Literature DB >> 18083821

Xylanase attachment to the cell wall of the hyperthermophilic bacterium Thermotoga maritima.

Wolfgang Liebl1, Christoph Winterhalter, Wolfgang Baumeister, Martin Armbrecht, Michael Valdez.   

Abstract

The cellular localization and processing of the endo-xylanases (1,4-beta-D-xylan-xylanohydrolase; EC 3.2.1.8) of the hyperthermophile Thermotoga maritima were investigated, in particular with respect to the unusual outer membrane ("toga") of this gram-negative bacterium. XynB (40 kDa) was detected in the periplasmic fraction of T. maritima cells and in the culture supernatant. XynA (120 kDa) was partially released to the surrounding medium, but most XynA remained cell associated. Immunogold labeling of thin sections revealed that cell-bound XynA was localized mainly in the outer membranes of T. maritima cells. Amino-terminal sequencing of purified membrane-bound XynA revealed processing of the signal peptide after the eighth residue, thereby leaving the hydrophobic core of the signal peptide attached to the enzyme.
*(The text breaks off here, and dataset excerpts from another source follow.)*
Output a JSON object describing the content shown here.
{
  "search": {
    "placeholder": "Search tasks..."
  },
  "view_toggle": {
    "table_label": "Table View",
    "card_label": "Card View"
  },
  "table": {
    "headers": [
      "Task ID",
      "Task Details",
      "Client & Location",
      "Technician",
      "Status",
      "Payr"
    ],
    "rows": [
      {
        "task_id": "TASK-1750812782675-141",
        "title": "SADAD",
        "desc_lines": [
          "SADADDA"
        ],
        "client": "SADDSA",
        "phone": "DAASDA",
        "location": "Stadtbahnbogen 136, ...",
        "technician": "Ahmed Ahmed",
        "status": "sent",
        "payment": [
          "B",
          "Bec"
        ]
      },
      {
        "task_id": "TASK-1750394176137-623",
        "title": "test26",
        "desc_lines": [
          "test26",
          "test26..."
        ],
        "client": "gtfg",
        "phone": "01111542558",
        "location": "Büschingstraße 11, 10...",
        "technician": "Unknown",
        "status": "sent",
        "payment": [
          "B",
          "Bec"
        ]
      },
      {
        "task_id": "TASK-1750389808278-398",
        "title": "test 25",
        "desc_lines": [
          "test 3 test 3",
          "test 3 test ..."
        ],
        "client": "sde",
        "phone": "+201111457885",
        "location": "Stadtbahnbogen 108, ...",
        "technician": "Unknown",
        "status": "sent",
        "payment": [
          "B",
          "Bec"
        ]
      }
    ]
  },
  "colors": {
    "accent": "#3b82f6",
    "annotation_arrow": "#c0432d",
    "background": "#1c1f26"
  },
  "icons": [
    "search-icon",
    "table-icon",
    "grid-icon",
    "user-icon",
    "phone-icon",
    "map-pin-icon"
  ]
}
This mode of processing is reminiscent of type IV prepilin signal peptide cleavage. Removal of the entire XynA signal peptide was necessary for release from the cell because enzyme purified from the culture supernatant lacked 44 residues at the N terminus, including the hydrophobic part of the signal peptide. We conclude that toga association of XynA is mediated by residues 9 to 44 of the signal peptide. The biochemical and electron microscopic localization studies together with the amino-terminal processing data indicate that XynA is held at the cell surface of T. maritima via a hydrophobic peptide anchor, which is highly unusual for an outer membrane protein.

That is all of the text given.